Building the Systems
One of the functions performed by this cloud infrastructure is running our Continuous Integration/Continuous Delivery (CI/CD) pipelines. What began as a single CI/CD Jenkins server, grew to multiple instances and more recently has evolved to a series of pipelines running in AWS Codepipeline. This infrastructure kicks in once a developer pushes a code update to one of our repositories in github. A webhook notification is automatically sent from github to AWS, starting a pipeline consisting of a series of AWS Codebuild tasks that use automation to pull the source code, run several tests (including unit, integration and functional tests), and, depending on the configuration, deploy it to the production systems. In most cases those tasks automatically build docker images for various architectures, and then pushes them to IoT devices in the Balena Cloud, or to container clusters running in the AWS Elastic Container Service (ECS). In some cases we also add a manual approval step, giving an engineer the choice to decide if and when the pipeline proceeds to the next step. Throughout this process, the pipeline tasks send automatic notifications to the development teams via Slack messages, which enables the teams to monitor the progress of the pipeline and react quickly in case of problems.
IoT
Several of our solutions are deployed as IoT devices that are distributed across the globe. We use several technologies to manage these devices: Balena Cloud, for device management, Splunk, for monitoring dashboards, and AWS S3 and IBM Cloudant, for data synchronization and backups.
AutoScaling Services
Some other solutions are deployed in centralized, autoscaling container clusters, using AWS Elastic Container Service (ECS). This service constantly adjusts the number of running instances depending on the number of requests from customers. It’s deployed securely, in a private VPC, using the API Gateway, internal elastic load balancers, and AWS Cognito for authentication.

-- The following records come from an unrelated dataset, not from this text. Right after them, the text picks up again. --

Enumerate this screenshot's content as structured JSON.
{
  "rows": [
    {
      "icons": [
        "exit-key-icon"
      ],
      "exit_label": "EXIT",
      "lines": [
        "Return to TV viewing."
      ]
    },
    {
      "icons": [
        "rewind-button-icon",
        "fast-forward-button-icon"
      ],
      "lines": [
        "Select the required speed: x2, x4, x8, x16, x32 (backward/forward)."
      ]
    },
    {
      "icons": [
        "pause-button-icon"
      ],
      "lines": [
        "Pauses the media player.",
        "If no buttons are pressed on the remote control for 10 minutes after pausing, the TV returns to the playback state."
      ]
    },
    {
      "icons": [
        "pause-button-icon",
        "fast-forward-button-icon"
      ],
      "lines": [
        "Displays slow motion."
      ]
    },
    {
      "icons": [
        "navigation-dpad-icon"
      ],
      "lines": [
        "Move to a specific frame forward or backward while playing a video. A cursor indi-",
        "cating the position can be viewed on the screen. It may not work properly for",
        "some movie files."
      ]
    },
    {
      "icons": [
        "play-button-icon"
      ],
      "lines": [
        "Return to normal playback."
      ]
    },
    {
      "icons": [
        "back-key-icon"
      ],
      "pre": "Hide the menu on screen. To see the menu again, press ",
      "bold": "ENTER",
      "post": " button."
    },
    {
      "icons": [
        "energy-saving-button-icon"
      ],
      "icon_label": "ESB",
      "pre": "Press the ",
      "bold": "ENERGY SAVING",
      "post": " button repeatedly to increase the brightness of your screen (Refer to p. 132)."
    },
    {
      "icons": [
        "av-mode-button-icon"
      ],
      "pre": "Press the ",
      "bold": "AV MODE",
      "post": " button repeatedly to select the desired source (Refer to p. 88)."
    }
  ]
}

Repeatability and Consistency
All of our cloud infrastructure resources are defined as Infrastructure-as-Code AWS Cloudformation templates. These templates are kept in version control just like regular code, and by using them we avoid creating any resources manually. This ensures consistency, repeatability and minimizes errors.
Conclusion
The cloud infrastructure services described here are the platform on which Motesque builds, tests, deploys and runs excellent solutions for our customers. Like our company, it’s always evolving. By using solid DevOps principles, such as automation, it also allows us to focus on our biomechanics expertise and reach our goals.
Take-aways
1. Use infrastructure-as-code: automating environments, build processes and tests ensure agility, consistency, and repeatability.
2. Think about single points of failure. Use auto-scaling to keep up with varying loads.
3. Select your cloud services carefully: AWS alone offers >100 services. There are often multiple ways to solve the same problem. Take time to research and evaluate the available options.
4. Monitor your services. Employ monitoring tools such as Zabbix or Nagios, and centralize your logs with Splunk or ELK. Send event notifications via Slack or other messaging.